Feeling ready to cut the cords from the past, imaginary future and even shame, I purged. I also tried to teach my daughter to be thoughtful about the her own items and spaces. I wish this transition was as graceful as it may sound.
Eventually this carried over to decluttering the more emotional and psychologic aspects of my life. With time, I started to hear what was emerging from inside. First this came in the form of art, writing, poetry and songs and then later, in the form of ideas of a psychiatric practice that was more holistic. A practice that made sense ... to me.

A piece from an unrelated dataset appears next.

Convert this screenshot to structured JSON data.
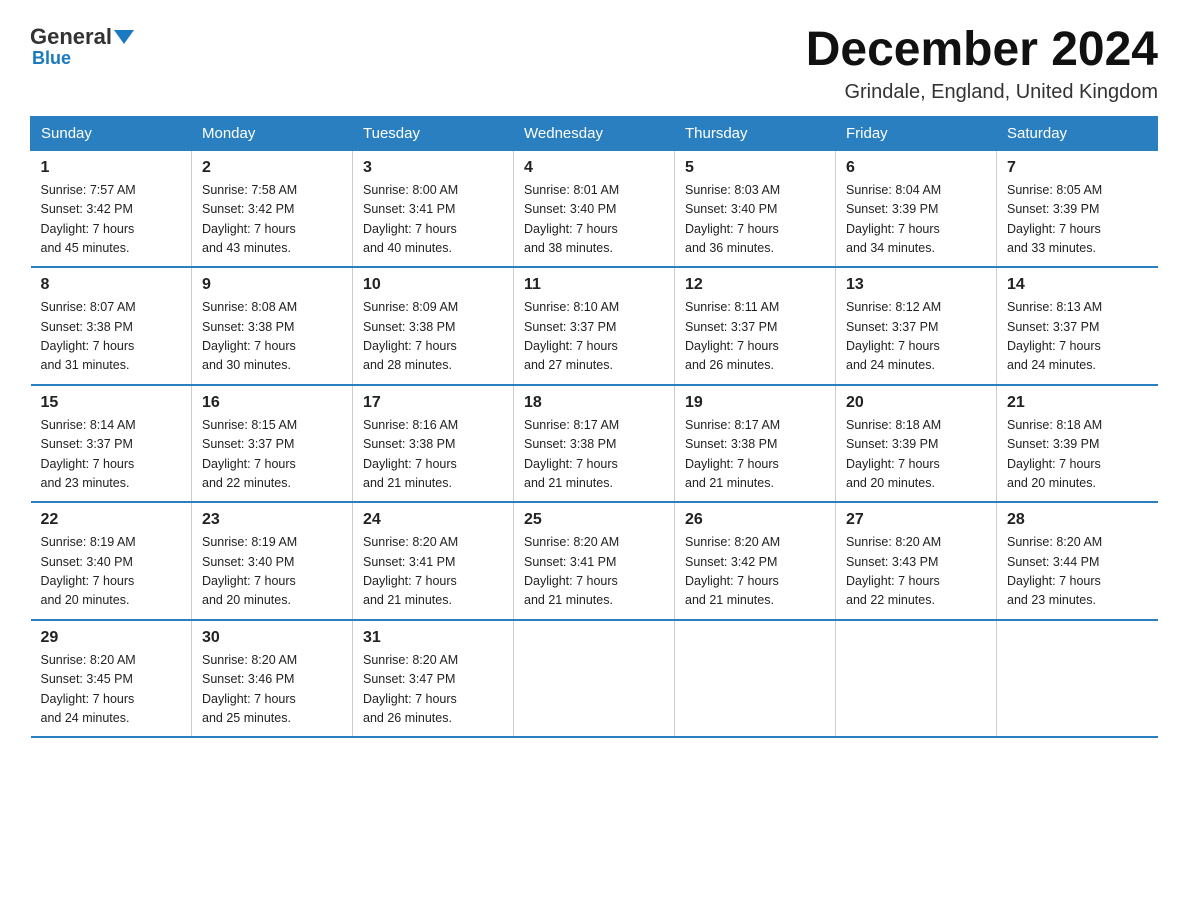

Despite all of the above, our next move highlighted how much stuff remained. Some had quietly crept into our lives since that first decluttering and some I’d still hung onto all while patting myself on the back for how much I’d gotten rid of.
*** 3 years later ***
“When you’re in a fire, you have no choice when to leave your home and belongings,” I tell my husband. “At least, we have that choice.” Finally, a possibility that I could move beyond what had been fatigue, brain fog, pain and neurologic symptoms. Leaving carried the possibility that our daughter would no longer complain, “I don’t feel good,” “My eyes hurt,” or “I’m having my breathing problem.”
Feeling a bit like the Von Trapp Family Singers, we left that evening - not across the Alps, but across town for a hotel that had reduced rates for extended stays. The disaster we found ourselves fleeing from was a six by six inch section of wood that though out of sight had a couple of toxic mold species fighting it out…all while spewing invisible mold spores covered with toxins into the air.. into the HVAC system … throughout our home and ultimately into my daughter and me. We both tested positive for toxic levels of mycotoxins.
Instead of asking is this meaningful, beautiful, or useful, the questions my husband and I asked, while donned in hazmat suits and respirators, related to survival…”Could this make us sick?” “Could this kill us?” we joked (in part) ....“Could the (unseen) toxic mold spores be removed?” “Was this worth the trouble and expense to clean?”
Some families upon learning they have mold toxicity will leave with only “the clothes on their back.” Others will do some minimal remediation. We did what we thought was best for us at the time. In the end, 80% of our belongings were gone. Along with the remaining 20%, we were left with gratitude to have each other, the hope of restored health and the ability to return to our house after nine weeks.
We also had more space - not only in our home, but also in our schedules and in our lives - space that allowed and still allows us to breath, think and be - space we’re not eager to fill. We’ve taken time and are exceedingly particular about what items we allow into our home. We’re also exceedingly particular about who and what activities we allow into our lives.
For anyone reading this - “May you live all the days of your life,” (Jonathan Swift). If you’re longing to transform your life, I hope this post speaks to you. What if you had to leave it all and get down to what really matters in your brief time here on earth? What (and who) matters to you right now - not 10, 20 or 30 years ago and not next year or in ten years. Right now.